13. Il relève, encore, qu'il résulte du procès-verbal de constat d'huissier du 2 février 2022 que les documents relatifs aux douanes, aux fiches « entreprise », à la médecine du travail ont disparu des classeurs, de même que l'ensemble des dossiers physiques du personnel repris, les outils nécessaires au suivi des interventions de maintenance du site et l'historique de ces interventions. Il constate qu'est également reproduit dans le procès-verbal un échange de mails aux termes duquel il est établi que les données de maintenance sont hébergées par un éditeur à qui Véolia a fait interdiction de transférer à la société Paprec France les données. Il ajoute que les certifications ISO (4 au total) n'ont pas été transmises par la société CGECP, même si la société Paprec reconnaissait être à même de les obtenir en 18 mois en repartant sur un cycle initial, et que les données concernant les dossiers du personnel transféré ont été transmises sur une clé USB le 20 décembre 2021 mais que certaines mentions, telles que les formations, sont manquantes.

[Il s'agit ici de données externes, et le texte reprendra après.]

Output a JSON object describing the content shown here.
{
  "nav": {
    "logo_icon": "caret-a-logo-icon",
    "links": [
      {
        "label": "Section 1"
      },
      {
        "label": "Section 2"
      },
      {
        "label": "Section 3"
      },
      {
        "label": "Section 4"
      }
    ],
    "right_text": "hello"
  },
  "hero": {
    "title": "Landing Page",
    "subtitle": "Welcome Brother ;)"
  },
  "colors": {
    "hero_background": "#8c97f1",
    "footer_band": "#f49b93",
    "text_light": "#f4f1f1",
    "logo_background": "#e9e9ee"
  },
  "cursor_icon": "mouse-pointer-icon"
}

14. Il en déduit que, face à la contestation sérieuse soulevée par la société entrante sur la qualification du transfert, il ne dispose pas d'éléments suffisamment probants de nature à établir, avec l'évidence nécessaire en référé, que les conditions légales du transfert sont remplies. Il retient qu'il appartiendra au juge du fond de déterminer si l'ensemble de ces éléments, dans le cadre d'une perte de marché, établit l'existence d'une entité économique autonome transférée au sens de l'article L. 1224-1 du code du travail ou s'il s'agit d'un transfert d'activité ne comprenant pas certains éléments corporels et incorporels significatifs, de sorte qu'il s'agit d'un transfert conventionnel pour lequel les dispositions de l'avenant n° 67 s'appliquent.

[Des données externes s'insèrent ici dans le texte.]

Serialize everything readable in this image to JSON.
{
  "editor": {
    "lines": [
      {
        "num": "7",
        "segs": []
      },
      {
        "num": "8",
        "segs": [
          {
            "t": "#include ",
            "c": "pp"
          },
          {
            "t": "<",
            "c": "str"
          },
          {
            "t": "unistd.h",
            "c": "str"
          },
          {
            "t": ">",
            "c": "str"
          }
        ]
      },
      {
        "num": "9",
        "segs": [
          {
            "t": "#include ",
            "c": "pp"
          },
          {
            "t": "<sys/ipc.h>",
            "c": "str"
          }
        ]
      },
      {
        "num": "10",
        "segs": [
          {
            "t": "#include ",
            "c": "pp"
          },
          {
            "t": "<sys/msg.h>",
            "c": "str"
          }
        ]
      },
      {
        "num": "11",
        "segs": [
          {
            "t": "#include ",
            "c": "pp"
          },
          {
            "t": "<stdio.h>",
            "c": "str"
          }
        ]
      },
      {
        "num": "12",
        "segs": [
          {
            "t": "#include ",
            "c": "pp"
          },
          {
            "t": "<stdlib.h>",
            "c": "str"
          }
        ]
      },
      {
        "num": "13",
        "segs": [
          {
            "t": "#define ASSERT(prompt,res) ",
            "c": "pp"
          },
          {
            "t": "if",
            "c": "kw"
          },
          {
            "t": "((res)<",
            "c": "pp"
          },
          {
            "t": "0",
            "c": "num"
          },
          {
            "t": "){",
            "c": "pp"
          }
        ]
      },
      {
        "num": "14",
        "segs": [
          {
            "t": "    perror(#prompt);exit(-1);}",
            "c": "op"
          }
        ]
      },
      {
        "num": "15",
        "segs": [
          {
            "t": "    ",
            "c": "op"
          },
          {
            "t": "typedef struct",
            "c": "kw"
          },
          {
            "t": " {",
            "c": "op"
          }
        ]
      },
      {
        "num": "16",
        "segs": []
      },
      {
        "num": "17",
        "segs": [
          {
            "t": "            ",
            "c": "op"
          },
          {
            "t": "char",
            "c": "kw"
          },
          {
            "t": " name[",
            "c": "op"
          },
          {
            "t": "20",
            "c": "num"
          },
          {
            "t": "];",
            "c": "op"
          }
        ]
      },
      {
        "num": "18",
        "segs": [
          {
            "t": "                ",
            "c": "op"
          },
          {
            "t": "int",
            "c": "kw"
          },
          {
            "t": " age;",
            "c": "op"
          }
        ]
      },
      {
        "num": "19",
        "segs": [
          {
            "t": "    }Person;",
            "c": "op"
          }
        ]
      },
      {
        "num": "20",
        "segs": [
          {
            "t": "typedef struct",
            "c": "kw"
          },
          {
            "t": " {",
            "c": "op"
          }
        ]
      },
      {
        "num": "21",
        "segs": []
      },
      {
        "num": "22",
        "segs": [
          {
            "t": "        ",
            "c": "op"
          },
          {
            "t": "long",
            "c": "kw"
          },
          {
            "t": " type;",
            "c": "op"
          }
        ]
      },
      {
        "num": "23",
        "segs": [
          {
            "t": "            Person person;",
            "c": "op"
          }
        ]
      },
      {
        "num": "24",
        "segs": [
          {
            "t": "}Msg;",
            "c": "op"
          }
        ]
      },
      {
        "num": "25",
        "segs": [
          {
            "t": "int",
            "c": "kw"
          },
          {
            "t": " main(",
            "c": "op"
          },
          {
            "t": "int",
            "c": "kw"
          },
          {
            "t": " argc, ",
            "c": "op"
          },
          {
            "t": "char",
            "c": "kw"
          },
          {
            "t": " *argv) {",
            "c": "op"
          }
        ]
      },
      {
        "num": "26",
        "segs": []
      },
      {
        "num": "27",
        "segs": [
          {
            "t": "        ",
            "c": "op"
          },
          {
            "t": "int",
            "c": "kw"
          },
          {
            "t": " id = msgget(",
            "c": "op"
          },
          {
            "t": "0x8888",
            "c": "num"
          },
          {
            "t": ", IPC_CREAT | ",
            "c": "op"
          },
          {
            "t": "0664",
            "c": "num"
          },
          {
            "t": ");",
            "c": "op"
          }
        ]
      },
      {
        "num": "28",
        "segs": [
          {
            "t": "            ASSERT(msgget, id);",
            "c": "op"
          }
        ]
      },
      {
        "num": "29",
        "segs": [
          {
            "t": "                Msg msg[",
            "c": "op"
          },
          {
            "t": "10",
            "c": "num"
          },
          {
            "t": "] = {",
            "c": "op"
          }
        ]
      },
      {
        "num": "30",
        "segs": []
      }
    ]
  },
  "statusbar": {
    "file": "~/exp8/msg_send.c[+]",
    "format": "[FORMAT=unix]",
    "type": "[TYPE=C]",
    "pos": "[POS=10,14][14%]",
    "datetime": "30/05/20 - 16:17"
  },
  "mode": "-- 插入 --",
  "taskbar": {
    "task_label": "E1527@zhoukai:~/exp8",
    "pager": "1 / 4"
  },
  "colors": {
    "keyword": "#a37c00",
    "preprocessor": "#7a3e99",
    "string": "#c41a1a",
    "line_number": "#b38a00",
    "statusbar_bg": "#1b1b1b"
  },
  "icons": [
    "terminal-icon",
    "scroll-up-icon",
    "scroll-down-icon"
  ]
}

15. En statuant ainsi, alors que les éléments visés par la deuxième branche étaient inopérants pour apprécier l'existence d'une entité économique autonome et que la circonstance que les neuf salariés encadrant l'activité n'avaient pas été repris par le nouvel exploitant ne suffisait pas à exclure l'existence d'un transfert d'une entité économique maintenant son identité, au sens de l'article L. 1224-1 du code du travail, et qu'il résultait de ses constatations que la société entrante avait repris le marché de gestion des déchets des ménages et déchets assimilés de l'agglomération de [Localité 19] confié à la société sortante et poursuivi, dans les mêmes locaux et avec les mêmes équipements, la même activité à laquelle étaient affectés 98 salariés, en sorte qu'il y avait transfert d'éléments corporels et incorporels significatifs nécessaires à l'exploitation, la cour d'appel a violé le texte susvisé.

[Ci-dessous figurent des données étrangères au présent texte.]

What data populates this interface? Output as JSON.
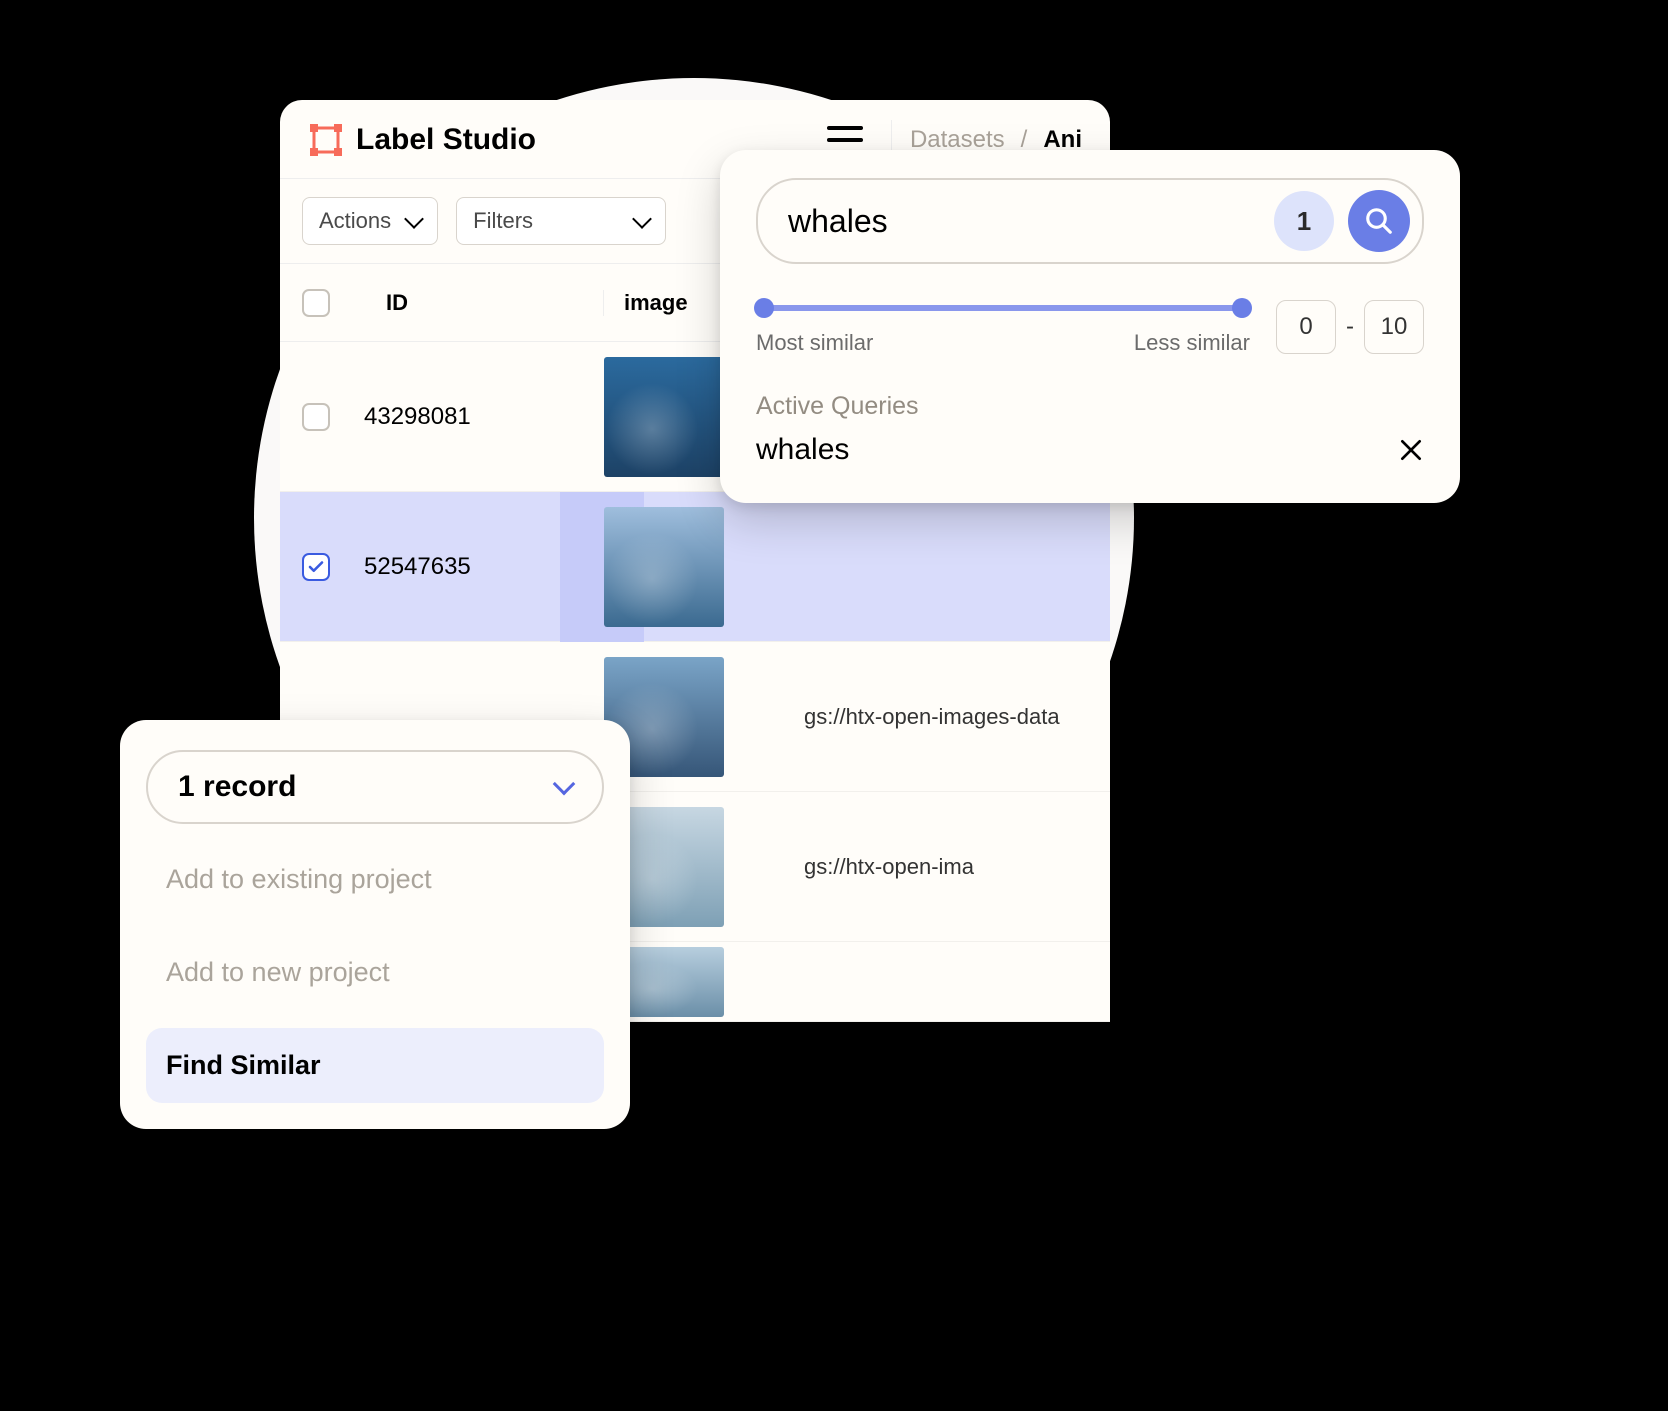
{
  "app": {
    "title": "Label Studio"
  },
  "breadcrumb": {
    "root": "Datasets",
    "sep": "/",
    "current": "Ani"
  },
  "toolbar": {
    "actions": "Actions",
    "filters": "Filters"
  },
  "table": {
    "headers": {
      "id": "ID",
      "image": "image"
    },
    "rows": [
      {
        "id": "43298081",
        "checked": false,
        "path": ""
      },
      {
        "id": "52547635",
        "checked": true,
        "path": ""
      },
      {
        "id": "",
        "checked": false,
        "path": "gs://htx-open-images-data"
      },
      {
        "id": "",
        "checked": false,
        "path": "gs://htx-open-ima"
      },
      {
        "id": "",
        "checked": false,
        "path": ""
      }
    ]
  },
  "search": {
    "query": "whales",
    "count": "1",
    "slider": {
      "left_label": "Most similar",
      "right_label": "Less similar"
    },
    "range": {
      "min": "0",
      "sep": "-",
      "max": "10"
    },
    "active_queries_title": "Active Queries",
    "active_query": "whales"
  },
  "menu": {
    "records": "1 record",
    "items": [
      {
        "label": "Add to existing project",
        "active": false
      },
      {
        "label": "Add to new project",
        "active": false
      },
      {
        "label": "Find Similar",
        "active": true
      }
    ]
  }
}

PAR CES MOTIFS, et sans qu'il y ait lieu de statuer sur les autres griefs, la Cour :
CASSE ET ANNULE, en toutes ses dispositions, l'arrêt rendu le 9 mars 2023, entre les parties, par la cour d'appel de Versailles ;
Remet l'affaire et les parties dans l'état où elles se trouvaient avant cet arrêt et les renvoie devant la cour d'appel de Versailles autrement composée ;
Condamne les sociétés Cydec, Paprec France et Paprec énergies opérations aux dépens ;
En application de l'article 700 du code de procédure civile, rejette la demande formée par les sociétés Cydec, Paprec France et Paprec énergies opérations et les condamne à payer à la société Compagnie générale d'environnement de [Localité 19] la somme de 3 000 euros ;
Dit que sur les diligences du procureur général près la Cour de cassation, le présent arrêt sera transmis pour être transcrit en marge ou à la suite de l'arrêt cassé ;
Ainsi fait et jugé par la Cour de cassation, chambre sociale, et prononcé par le président en son audience publique du vingt-six mars deux mille vingt-cinq.